Seri mentally shook her head. Misha was so clueless. If he weren’t her stepbrother, she would have thought he was faking it. But because she had known him since she was five and had lived with him and the other boys since she was eleven, Seri knew it was real.
Misha was the hottest and most clueless nerd there was.
“So, umm, what are you doing here?” Aside from ruining her plans of becoming anonymous, she added silently. She had hoped high school would be different, and that maybe – just maybe – no one would know she was the Grachyov’s little sister. She had even left home ahead of her brothers, opting to walk to school rather than sharing a ride with them.
But all her efforts were useless now of course.
She wanted to get mad at Misha, but how could she, the way he was ruffling her hair with a fond smile on his face?
“Do I need a reason to see my little dove?” Misha teased.
Seri mentally cringed, knowing his pet name would just make the girls more jealous of her. She opened her mouth to tell him that he wasn’t ever to call her ‘little dove’ in public, if he still wanted her to live, but then she saw the affection in Misha’s silvery gaze—-
Seri said weakly, “”I’m happy to see you, too.” She could feel the number of glares that was being sent her way doubling as she spoke.
Yup, she thought morosely. I’m definitely going to get bullied again.

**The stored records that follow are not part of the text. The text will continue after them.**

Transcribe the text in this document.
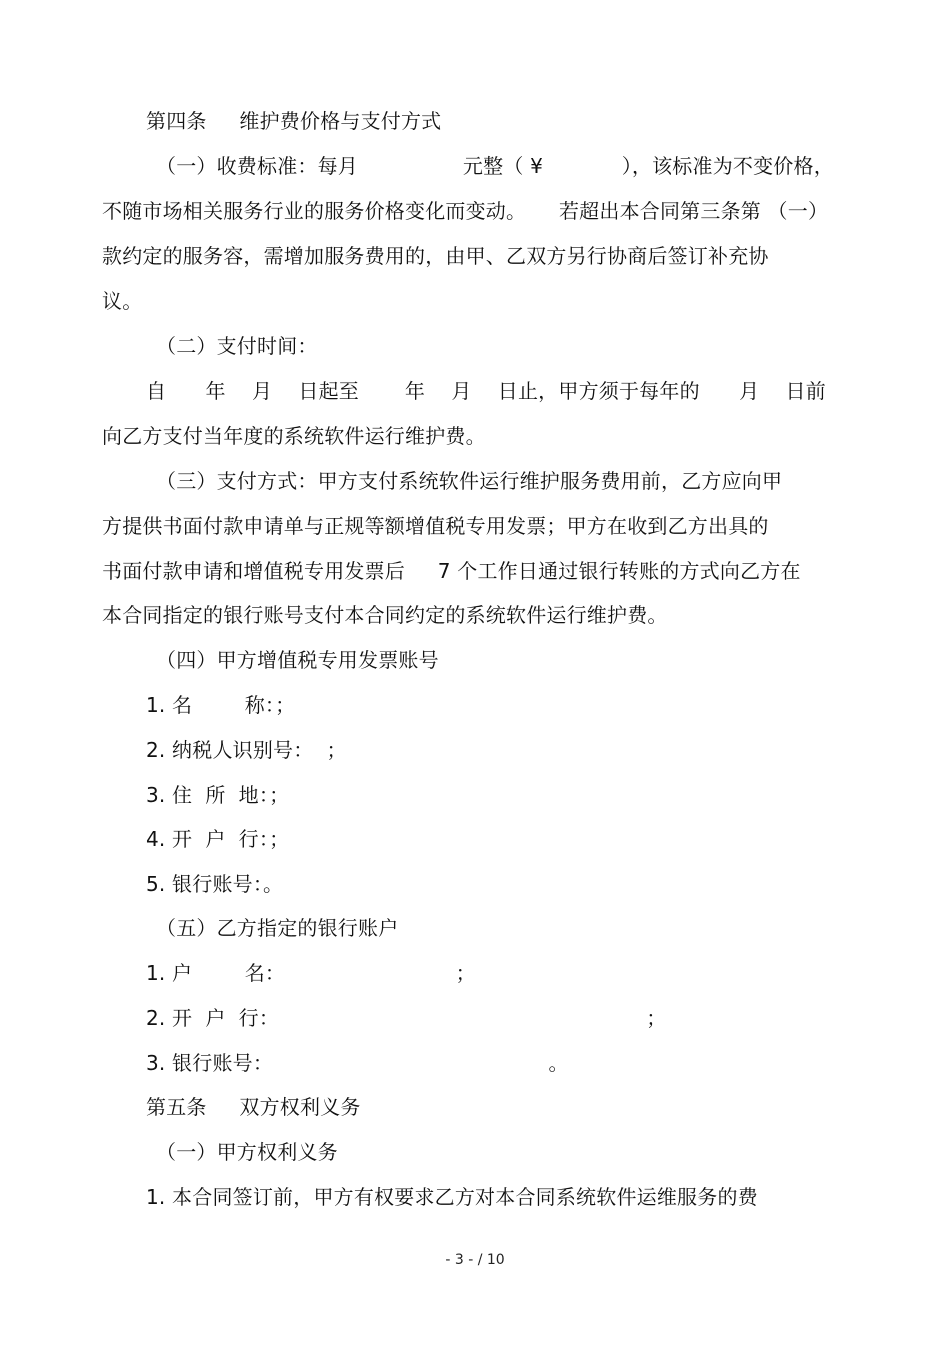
第四条     维护费价格与支付方式
（一）收费标准：每月                元整（ ¥            ），该标准为不变价格，
不随市场相关服务行业的服务价格变化而变动。     若超出本合同第三条第 （一）
款约定的服务容，需增加服务费用的，由甲、乙双方另行协商后签订补充协
议。
（二）支付时间：
自      年    月    日起至       年    月    日止，甲方须于每年的      月    日前
向乙方支付当年度的系统软件运行维护费。
（三）支付方式：甲方支付系统软件运行维护服务费用前，乙方应向甲
方提供书面付款申请单与正规等额增值税专用发票；甲方在收到乙方出具的
书面付款申请和增值税专用发票后     7 个工作日通过银行转账的方式向乙方在
本合同指定的银行账号支付本合同约定的系统软件运行维护费。
（四）甲方增值税专用发票账号
1. 名        称：；
2. 纳税人识别号：  ；
3. 住  所  地：；
4. 开  户  行：；
5. 银行账号：。
（五）乙方指定的银行账户
1. 户        名：                          ；
2. 开  户  行：                                                        ；
3. 银行账号：                                          。
第五条     双方权利义务
（一）甲方权利义务
1. 本合同签订前，甲方有权要求乙方对本合同系统软件运维服务的费
- 3 - / 10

He raised his hand, lifting something up at eye level. “I also came here to give you this.”
Guilt singed her cheeks when she saw what he was holding. “Sorry,” Seri mumbled as she took her lunchbox from Misha. She knew how much work Fyodor put in every day, personally preparing her lunch, and this despite the fact that her stepfather had a full-time chef in his employ. It was a probably a Russian thing, the way they took deathbed promises a little too seriously. As part of his vow of being both Seri’s Mama and Papa, Fyodor had committed to doing everything Marianna used to do for her daughter.
Like, everything, to the point of even taking online classes for the art of bento making.
“I’ll text Papa later, I promise,” Seri told Misha.
He patted her head. “Don’t forget your lunch next time, da?”
She nodded, hoping that would be the end of it.
But unfortunately, it wasn’t.
Misha actually leaned back against the doorframe, looking like he didn’t mind spending forever with her.
Which was great and all, Seri thought, if there didn’t happen to be scores of other girls in the same hallway, all wanting a piece of Misha…as much as they wanted to tear her into pieces.
Clearing her throat, she asked, “Aren’t you worried you’ll be late for class?”